Democratic presidential candidate Sen. Bernie Sanders (I-Vt.) promised at tonight's debate that by the end of his first term he would reduce the U.S. prison population so it was no longer the largest in the world. The promise came during an extended "discussion" of criminal justice reform that was long on identify the problems in the criminal justice system but short on either identifying the causes of the problems or the solutions.
"Today a male African-American baby born today stands a one-in-four chance of ending up in jail. That is beyond unspeakable," Sanders said—there was a lot of talk about race at the top of this, the last debate before the South Carolina primary. "So what we have to do is the radical reform of a broken criminal justice system."

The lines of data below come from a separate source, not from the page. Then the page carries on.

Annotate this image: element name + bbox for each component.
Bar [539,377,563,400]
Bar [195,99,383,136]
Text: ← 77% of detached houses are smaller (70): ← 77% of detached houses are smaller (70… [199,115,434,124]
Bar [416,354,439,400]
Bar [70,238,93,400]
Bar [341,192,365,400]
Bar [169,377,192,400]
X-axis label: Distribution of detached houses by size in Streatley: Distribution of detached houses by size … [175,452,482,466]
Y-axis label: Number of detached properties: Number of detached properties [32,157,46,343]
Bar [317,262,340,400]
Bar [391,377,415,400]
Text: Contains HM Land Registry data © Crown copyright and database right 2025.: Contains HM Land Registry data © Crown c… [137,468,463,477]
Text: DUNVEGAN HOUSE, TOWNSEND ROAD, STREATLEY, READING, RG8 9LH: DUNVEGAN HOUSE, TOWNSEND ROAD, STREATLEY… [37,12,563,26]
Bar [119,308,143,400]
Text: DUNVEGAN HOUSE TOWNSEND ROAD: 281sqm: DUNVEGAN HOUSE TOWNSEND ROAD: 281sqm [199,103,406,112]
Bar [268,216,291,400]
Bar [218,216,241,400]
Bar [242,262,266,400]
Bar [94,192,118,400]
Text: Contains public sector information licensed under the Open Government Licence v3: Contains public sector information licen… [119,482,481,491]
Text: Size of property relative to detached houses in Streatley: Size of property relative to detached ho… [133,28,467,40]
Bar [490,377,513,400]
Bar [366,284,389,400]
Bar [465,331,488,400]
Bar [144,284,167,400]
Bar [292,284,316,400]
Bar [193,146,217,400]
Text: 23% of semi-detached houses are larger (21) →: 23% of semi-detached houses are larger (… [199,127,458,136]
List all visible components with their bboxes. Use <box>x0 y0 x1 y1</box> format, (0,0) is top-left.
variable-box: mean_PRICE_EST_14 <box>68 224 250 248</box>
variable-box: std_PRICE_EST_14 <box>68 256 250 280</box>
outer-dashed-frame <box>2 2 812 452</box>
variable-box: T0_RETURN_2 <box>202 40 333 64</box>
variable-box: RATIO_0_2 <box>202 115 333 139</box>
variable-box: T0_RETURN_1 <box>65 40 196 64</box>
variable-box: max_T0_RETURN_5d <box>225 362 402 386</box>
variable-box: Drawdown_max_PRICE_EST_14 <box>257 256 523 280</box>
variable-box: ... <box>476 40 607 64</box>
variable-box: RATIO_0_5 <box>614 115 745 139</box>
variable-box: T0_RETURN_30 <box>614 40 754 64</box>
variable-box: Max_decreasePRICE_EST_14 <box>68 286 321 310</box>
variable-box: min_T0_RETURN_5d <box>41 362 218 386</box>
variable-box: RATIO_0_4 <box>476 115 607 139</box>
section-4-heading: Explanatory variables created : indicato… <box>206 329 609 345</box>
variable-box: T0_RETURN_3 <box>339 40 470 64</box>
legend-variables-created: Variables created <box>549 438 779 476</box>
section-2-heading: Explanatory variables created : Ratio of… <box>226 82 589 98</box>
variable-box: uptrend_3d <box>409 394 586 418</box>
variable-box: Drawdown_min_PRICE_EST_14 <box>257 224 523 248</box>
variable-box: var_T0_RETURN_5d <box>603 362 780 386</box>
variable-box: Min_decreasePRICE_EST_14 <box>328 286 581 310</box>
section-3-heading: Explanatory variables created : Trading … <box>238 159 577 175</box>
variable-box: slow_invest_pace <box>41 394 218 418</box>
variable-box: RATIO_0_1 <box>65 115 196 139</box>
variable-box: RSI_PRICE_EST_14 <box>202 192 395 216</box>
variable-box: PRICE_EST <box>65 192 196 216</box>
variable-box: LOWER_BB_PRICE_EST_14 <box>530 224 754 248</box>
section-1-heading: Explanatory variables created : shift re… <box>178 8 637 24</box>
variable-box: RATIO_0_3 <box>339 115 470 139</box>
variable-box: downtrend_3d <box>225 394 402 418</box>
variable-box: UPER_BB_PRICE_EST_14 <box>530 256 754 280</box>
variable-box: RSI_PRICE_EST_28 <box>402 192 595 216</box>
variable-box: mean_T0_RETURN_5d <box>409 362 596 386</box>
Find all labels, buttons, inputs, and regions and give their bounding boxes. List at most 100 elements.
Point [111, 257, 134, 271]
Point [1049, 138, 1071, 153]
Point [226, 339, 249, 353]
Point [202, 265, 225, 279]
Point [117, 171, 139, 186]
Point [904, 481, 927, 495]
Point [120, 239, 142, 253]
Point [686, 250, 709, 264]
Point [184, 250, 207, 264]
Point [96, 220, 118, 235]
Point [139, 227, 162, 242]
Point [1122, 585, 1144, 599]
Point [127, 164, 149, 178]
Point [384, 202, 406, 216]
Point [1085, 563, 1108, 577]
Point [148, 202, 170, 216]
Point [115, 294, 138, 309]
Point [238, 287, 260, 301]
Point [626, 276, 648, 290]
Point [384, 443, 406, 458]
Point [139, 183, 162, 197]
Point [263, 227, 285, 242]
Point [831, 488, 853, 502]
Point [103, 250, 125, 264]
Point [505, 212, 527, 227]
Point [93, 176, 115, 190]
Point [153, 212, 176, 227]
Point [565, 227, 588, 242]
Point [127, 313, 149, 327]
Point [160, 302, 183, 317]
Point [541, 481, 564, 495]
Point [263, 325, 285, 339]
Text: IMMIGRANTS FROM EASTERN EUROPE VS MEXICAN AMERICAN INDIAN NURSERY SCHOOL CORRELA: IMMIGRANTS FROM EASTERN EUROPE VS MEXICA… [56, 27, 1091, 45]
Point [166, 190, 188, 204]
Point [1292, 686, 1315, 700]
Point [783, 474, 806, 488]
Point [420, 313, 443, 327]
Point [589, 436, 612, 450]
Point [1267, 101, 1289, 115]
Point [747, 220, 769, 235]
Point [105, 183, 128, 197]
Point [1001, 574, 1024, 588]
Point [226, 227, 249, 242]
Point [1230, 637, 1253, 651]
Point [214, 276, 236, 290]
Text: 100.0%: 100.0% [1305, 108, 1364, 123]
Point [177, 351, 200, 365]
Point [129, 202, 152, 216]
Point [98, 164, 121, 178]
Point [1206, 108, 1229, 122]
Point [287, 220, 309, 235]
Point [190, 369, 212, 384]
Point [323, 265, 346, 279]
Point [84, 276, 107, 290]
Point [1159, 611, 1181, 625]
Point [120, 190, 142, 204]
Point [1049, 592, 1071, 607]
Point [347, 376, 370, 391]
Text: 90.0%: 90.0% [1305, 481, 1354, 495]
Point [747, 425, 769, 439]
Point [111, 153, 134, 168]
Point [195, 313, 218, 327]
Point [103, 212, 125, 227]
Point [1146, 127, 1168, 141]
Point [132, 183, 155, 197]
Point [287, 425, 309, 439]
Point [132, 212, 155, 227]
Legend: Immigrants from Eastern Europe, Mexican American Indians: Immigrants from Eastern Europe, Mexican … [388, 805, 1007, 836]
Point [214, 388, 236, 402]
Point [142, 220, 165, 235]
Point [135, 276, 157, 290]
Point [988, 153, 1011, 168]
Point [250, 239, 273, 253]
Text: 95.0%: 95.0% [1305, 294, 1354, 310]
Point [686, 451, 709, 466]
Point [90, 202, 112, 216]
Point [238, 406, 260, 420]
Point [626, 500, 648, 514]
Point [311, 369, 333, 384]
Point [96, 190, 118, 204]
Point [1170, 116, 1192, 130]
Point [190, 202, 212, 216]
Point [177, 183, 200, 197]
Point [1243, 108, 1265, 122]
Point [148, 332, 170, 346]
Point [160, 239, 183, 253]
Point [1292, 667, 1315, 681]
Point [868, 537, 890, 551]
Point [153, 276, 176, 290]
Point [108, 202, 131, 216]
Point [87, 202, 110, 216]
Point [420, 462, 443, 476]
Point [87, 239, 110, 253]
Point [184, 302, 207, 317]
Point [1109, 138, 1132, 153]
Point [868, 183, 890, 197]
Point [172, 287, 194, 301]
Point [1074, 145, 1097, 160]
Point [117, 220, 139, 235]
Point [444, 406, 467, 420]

But Sanders didn't really offer any "radical reforms." He said over-policing in African-American neighborhoods had to end and that there was too much racial disparities in traffic stops, drug arrests, and sentencing. He said the U.S. needed "fundamental police reform" but didn't identify what it was. Sanders has previously pointed to police departments as an example of "socialist institutions." When he ran for mayor of Burlington in 1981, Sanders was supported by the city's police union. He voted for the Clinton 1994 crime bill.
While "radical reforms" are all well and good, they're not necessary to alleviate some of the worst problems in the criminal justice system. Rolling back the laws that create all the opportunities for police to harass otherwise peaceable residents, especially those from marginalized communities, would go a long way in reducing the harm caused by the criminal justice system. Brian Doherty has explored this in detail, explaining how petty law enforcement traps the poor in a vicious cycle of escalating fines, warrants, and jail time.
When a series of incidents of police violence in New York City—including the death of Eric Garner, who was accused by cops of selling loose untaxed cigarettes—received media attention in the summer of 2014, Mayor Bill De Blasio (D), hailed as a progressive hero after his election, refused to even consider scaling back the kind of petty laws that lead to violent police interactions. Instead, he stood by as the police commissioner explained that submitting to police and complying with their orders by correcting your behavior for them was what "democracy" was all about. Last year, when police in New York stopped making "unnecessary arrests" and unnecessary traffic stops (like the ones Sanders complained about being racially disparate), de-escalating petty law enforcement in all communities, The New York Times argued such a withdrawal in minority communities constituted a civil rights violation.
The left has consistently avoided taking its share of responsibility for the endemic problem of police violence. Laws about drugs, guns, and other essentially non-violent behavior are pushed by nanny statists. Bernie Sanders may be wrong that police departments are socialist institutions, but they are democratic institutions. While racism is a problem, among police and everywhere else, police act to impose democratically-enacted laws on people.
Force is necessary whenever someone who believes they are free refuses to comply with a law that doesn't involve actual crime prevention. Reducing police violence will require reducing the opportunities for police to interact with peaceful residents. That, in turn, will require acknowledging that the laws we wish to impose on society involve violence when they're imposed on the individual level, something Bernie Sanders, for all his rhetoric, continues to miss.